For decades now, it seems, I have been saying, “These are exciting times for writers and teachers of writing.” And they have been exciting. But today, the word exciting scarcely begins to convey the wealth of opportunities at hand. Student writers are engaging with new literacies and with multimodality, creating arguments not simply as academic essays but as documentaries, videos, podcasts, visual collages, and much, much more. In fact, many teachers and researchers today regard all writing as multimodal: even a print text that relies only on words engages not only that linguistic mode but also the visual mode through layout, fonts, use of white space, and so on. Colleges and universities increasingly reflect this focus on multimodality, as Writing Centers become Writing and Speaking Centers or Writing, Media, and Speaking Centers. And writing teachers are working with a whole new range of media and genres as well, learning how to teach and assess the products of “new literacies”—while still holding on to the best of the “old” literacy, with its emphasis on carefully structured argument and analysis, academic essays, and traditional print texts.
Are student writers and their teachers up to the challenges and opportunities offered today? Absolutely. Research I (and lots of others) have done shows that student writers are already far ahead of us in terms of engaging new literacies outside of school, that they are thinking in sophisticated ways about the worldwide audiences they may now address, and that they are keenly aware of the need to adjust their messages according to audience, purpose, and context. In such an atmosphere of excitement and change, taking a rhetorical perspective is particularly important. In the first place, rhetoric has always been a multimodal art, one that attended to speaking as well as writing, to body language and illustration. In addition, a rhetorical perspective is particularly important today because it rejects either/or, right/wrong, black/white approaches to writing in favor of asking what choices will be most appropriate, effective, and ethical in any given writing situation, using any genre, any medium, any mode.

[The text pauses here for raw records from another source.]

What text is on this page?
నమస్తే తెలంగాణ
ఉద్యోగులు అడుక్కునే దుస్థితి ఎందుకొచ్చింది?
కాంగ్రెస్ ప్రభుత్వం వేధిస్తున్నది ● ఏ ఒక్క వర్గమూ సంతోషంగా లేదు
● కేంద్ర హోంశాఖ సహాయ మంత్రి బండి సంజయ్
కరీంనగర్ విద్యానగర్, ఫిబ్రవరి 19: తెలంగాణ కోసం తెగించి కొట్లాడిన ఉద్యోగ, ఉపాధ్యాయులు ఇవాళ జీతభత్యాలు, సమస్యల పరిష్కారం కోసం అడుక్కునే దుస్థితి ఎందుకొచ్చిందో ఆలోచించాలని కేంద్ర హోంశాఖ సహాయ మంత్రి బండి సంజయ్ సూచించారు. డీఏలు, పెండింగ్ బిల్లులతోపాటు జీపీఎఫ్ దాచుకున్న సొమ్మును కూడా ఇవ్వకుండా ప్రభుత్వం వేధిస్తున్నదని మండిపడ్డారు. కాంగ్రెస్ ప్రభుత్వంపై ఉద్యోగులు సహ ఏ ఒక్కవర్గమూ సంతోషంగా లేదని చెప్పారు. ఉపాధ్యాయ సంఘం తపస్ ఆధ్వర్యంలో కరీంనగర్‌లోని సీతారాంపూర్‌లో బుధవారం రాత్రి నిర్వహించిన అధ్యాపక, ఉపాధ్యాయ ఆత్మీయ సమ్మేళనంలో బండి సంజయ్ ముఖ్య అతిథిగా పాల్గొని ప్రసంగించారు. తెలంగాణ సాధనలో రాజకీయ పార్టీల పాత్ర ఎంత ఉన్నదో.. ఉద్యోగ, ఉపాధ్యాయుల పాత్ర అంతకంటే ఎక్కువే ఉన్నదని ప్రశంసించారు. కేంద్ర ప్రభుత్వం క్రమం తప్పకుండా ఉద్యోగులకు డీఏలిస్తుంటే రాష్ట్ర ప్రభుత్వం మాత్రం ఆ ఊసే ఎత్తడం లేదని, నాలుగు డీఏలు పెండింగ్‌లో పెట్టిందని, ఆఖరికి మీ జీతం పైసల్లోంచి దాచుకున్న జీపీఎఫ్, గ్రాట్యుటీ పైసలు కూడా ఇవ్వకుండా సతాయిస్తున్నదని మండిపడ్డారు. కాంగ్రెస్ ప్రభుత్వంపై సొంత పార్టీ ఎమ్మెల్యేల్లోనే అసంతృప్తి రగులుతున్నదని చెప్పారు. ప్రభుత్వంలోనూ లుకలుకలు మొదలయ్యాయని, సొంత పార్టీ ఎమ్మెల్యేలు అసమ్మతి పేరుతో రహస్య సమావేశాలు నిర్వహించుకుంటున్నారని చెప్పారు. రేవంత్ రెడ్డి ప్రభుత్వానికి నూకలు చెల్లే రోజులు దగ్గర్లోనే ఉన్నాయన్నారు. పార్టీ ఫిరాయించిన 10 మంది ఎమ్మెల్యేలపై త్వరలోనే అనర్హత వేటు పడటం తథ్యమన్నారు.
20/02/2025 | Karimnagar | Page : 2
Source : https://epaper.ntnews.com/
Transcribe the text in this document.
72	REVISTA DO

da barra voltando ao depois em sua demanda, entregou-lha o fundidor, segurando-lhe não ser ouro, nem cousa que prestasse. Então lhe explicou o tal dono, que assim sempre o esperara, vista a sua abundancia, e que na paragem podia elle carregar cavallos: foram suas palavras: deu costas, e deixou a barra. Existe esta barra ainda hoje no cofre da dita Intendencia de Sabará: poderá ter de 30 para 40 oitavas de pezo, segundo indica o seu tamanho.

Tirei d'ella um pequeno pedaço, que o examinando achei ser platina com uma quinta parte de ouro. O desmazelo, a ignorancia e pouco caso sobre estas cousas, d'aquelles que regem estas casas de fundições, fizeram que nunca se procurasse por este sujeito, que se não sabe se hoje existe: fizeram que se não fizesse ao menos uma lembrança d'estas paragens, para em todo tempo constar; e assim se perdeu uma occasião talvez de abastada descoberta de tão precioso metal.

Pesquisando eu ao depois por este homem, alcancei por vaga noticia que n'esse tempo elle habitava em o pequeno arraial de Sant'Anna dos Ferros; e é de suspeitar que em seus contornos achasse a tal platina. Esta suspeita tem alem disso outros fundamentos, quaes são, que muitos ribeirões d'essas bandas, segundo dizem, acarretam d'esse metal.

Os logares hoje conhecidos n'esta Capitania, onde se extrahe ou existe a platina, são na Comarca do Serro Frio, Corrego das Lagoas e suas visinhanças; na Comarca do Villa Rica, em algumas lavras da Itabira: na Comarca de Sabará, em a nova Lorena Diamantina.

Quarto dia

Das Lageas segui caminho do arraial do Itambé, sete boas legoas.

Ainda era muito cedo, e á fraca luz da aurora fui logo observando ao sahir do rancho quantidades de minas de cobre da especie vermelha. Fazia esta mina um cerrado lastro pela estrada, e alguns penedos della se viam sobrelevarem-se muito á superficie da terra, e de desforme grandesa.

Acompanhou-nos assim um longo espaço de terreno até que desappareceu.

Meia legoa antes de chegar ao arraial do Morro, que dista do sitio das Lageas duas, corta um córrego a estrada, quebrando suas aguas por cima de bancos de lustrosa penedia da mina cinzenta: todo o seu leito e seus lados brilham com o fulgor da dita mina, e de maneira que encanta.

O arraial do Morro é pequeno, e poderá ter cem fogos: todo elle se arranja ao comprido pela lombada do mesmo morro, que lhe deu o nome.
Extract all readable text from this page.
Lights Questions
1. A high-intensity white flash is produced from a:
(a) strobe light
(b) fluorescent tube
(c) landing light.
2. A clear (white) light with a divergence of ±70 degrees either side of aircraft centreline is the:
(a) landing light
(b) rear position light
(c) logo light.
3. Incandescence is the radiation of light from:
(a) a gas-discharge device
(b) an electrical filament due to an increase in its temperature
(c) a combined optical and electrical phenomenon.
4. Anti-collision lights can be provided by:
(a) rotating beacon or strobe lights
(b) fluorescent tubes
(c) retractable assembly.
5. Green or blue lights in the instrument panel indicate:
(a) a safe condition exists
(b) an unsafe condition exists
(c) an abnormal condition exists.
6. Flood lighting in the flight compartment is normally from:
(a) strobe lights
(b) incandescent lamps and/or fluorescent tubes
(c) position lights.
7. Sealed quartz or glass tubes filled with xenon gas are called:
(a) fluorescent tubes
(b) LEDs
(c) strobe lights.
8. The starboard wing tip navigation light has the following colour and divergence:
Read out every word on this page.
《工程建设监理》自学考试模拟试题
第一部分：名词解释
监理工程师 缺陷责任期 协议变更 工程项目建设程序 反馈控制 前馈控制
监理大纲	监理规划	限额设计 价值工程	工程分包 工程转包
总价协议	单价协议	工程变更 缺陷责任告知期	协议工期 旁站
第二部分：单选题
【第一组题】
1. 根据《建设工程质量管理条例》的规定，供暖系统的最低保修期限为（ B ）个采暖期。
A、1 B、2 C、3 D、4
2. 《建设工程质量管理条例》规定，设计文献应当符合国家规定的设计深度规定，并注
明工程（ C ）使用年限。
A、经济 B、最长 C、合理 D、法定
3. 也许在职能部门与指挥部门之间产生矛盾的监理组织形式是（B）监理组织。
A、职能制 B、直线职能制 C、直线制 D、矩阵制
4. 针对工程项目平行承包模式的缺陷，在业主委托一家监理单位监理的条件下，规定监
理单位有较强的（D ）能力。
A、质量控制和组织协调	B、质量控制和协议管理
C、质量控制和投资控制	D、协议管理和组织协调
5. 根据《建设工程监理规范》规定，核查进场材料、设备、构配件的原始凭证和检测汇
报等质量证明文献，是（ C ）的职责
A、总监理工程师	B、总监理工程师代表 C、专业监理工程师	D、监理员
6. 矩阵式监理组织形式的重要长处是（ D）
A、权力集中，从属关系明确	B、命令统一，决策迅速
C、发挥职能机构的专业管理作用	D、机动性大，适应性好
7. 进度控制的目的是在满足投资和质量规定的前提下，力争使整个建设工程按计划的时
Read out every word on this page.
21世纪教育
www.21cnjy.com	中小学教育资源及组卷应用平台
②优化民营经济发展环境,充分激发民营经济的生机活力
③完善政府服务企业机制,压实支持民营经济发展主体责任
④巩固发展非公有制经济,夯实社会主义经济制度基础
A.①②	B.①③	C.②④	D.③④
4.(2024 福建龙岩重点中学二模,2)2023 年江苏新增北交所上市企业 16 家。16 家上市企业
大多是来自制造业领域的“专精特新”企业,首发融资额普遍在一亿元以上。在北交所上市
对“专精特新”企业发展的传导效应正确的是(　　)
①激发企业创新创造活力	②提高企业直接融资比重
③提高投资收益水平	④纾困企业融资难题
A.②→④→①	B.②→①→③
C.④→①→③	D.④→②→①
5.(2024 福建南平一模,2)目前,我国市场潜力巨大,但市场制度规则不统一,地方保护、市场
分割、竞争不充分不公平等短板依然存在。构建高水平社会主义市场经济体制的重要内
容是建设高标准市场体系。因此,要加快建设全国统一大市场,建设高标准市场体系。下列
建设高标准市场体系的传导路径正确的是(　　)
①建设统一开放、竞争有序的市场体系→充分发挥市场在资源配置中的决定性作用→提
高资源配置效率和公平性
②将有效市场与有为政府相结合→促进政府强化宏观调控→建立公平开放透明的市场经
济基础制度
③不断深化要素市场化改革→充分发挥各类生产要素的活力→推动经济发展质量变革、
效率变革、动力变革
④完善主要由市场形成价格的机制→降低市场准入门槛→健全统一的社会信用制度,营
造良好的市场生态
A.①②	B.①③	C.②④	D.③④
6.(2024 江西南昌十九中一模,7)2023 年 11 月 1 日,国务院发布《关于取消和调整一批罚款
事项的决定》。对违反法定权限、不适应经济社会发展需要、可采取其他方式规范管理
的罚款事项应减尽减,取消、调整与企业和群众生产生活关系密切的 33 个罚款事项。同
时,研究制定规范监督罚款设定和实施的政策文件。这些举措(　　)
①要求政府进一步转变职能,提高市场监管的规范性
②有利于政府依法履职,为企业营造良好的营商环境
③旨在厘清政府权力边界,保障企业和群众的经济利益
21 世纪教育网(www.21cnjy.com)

The St. Martin’s Handbook has always taken such a perspective, and the numerous changes to the eighth edition reflect this tradition. Throughout, this book invites student writers to take each choice they make as an opportunity for critical engagement with ideas, audiences, texts, media, and genre. But as I’ve incorporated new material, I’ve been careful not to lose sight of the mission of any handbook: to be a relevant and accessible reference for students and instructors alike.